You are the project manager and oversee the efforts of over a dozen nuclear scientists, engineers, and technology professionals. Many of them are acquainted with the rudiments of project management, but very few know much about project risk management. You'll need to do some education along with managing schedule, budget and scope.


The stakeholders want to see your completed Risk Management Plan. They expect the Project Manager to manage all areas of risk, and to maintain the Plan over the life of the project. You have a contingency reserve of 20%.

Group Portion:

Call upon the members of your Small Group. Using the Small Group Discussion Board, discuss possible risk responses for the risks in this template. Decide as a group whether each risk requires avoidance, mitigation or acceptance. Include as a group how the contingency plans will be executed and, if there are associated costs, how much each contingency will cost as a percent of your contingency reserve.

Individual Portion:

Divide the risks among the members of your group. Individually, develop a risk management plan for each risk, detailed which approach to use and actions to take. Identify how any investment associated with risk management will benefit the Project.

Group Portion:

As a group, come to a consensus on bullet points for an introduction and a summary. The group leader should assemble the entire risk management plan from individual portions and the agreed-upon introductory and summary slides. Please list participating group members on the cover slide.
Submit the presentation to the Small Group Drop Box.

This is a group project in which I am involved however I do not understand how to determine contingency reserves or formulate a risk management plan/deliverabes. I have been assigned the internal risks which I was told have nothing to do with Budget, Schedule, Resource or Quality. They are included on the attached spreadsheet. I am to determine or decide whether each risk requires avoidance, mitigation or acceptance. The spreadsheet contains the combined efforts of the groups' previous risk templates with columns to "Vote" on the three categories and guess as to the percentage of the contingency reserve that will be spent to counter the risk. If I understand this correctly, we can basically go 20% in added cost to get this job done. Now I also understand that this 20% is calculated into the budget, so if we hit the mark, we can still make money.

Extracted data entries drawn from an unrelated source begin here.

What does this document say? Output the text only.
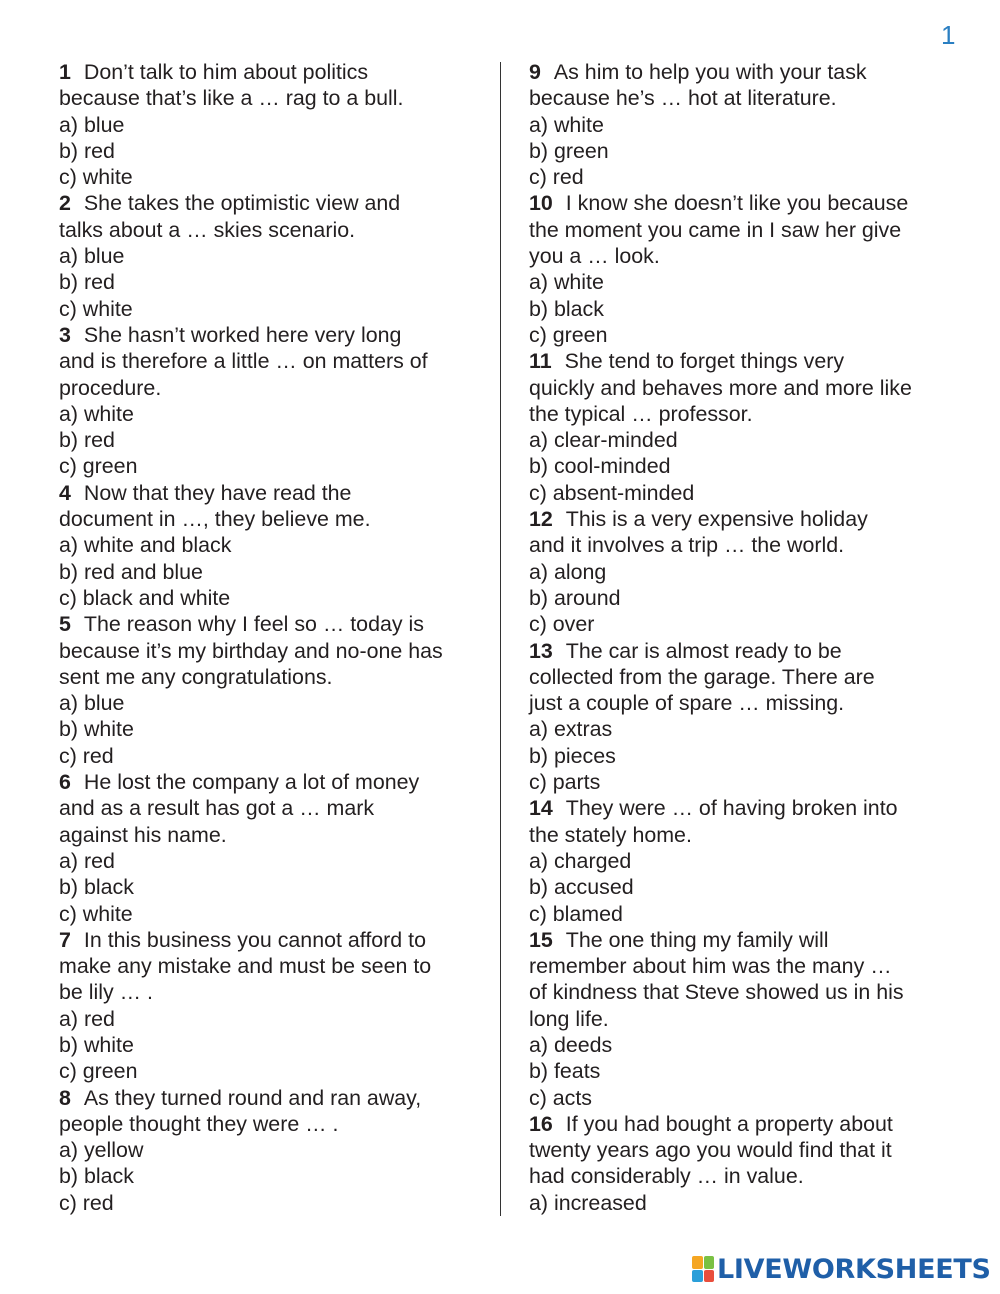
1
1 Don’t talk to him about politics
because that’s like a … rag to a bull.
a) blue
b) red
c) white
2 She takes the optimistic view and
talks about a … skies scenario.
a) blue
b) red
c) white
3 She hasn’t worked here very long
and is therefore a little … on matters of
procedure.
a) white
b) red
c) green
4 Now that they have read the
document in …, they believe me.
a) white and black
b) red and blue
c) black and white
5 The reason why I feel so … today is
because it’s my birthday and no-one has
sent me any congratulations.
a) blue
b) white
c) red
6 He lost the company a lot of money
and as a result has got a … mark
against his name.
a) red
b) black
c) white
7 In this business you cannot afford to
make any mistake and must be seen to
be lily … .
a) red
b) white
c) green
8 As they turned round and ran away,
people thought they were … .
a) yellow
b) black
c) red
9 As him to help you with your task
because he’s … hot at literature.
a) white
b) green
c) red
10 I know she doesn’t like you because
the moment you came in I saw her give
you a … look.
a) white
b) black
c) green
11 She tend to forget things very
quickly and behaves more and more like
the typical … professor.
a) clear-minded
b) cool-minded
c) absent-minded
12 This is a very expensive holiday
and it involves a trip … the world.
a) along
b) around
c) over
13 The car is almost ready to be
collected from the garage. There are
just a couple of spare … missing.
a) extras
b) pieces
c) parts
14 They were … of having broken into
the stately home.
a) charged
b) accused
c) blamed
15 The one thing my family will
remember about him was the many …
of kindness that Steve showed us in his
long life.
a) deeds
b) feats
c) acts
16 If you had bought a property about
twenty years ago you would find that it
had considerably … in value.
a) increased
LIVEWORKSHEETS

Then a form needs to be filled out (which is also included) on each risk. I have unfortunately very little understanding on this topic and am VERY LOST and CONFUSED so any guidance would be greatly appreciated! I have put this at the maximum credit points alloted. I determined what I thought would be what would be necessary for the risks (avoidance/mitigation, etc.) however unsure if they are correct and unsure of what the contingency reserves should be.

So what I am needing assistance with is the information on contingency reserves and explanation on completion of the form for each risk.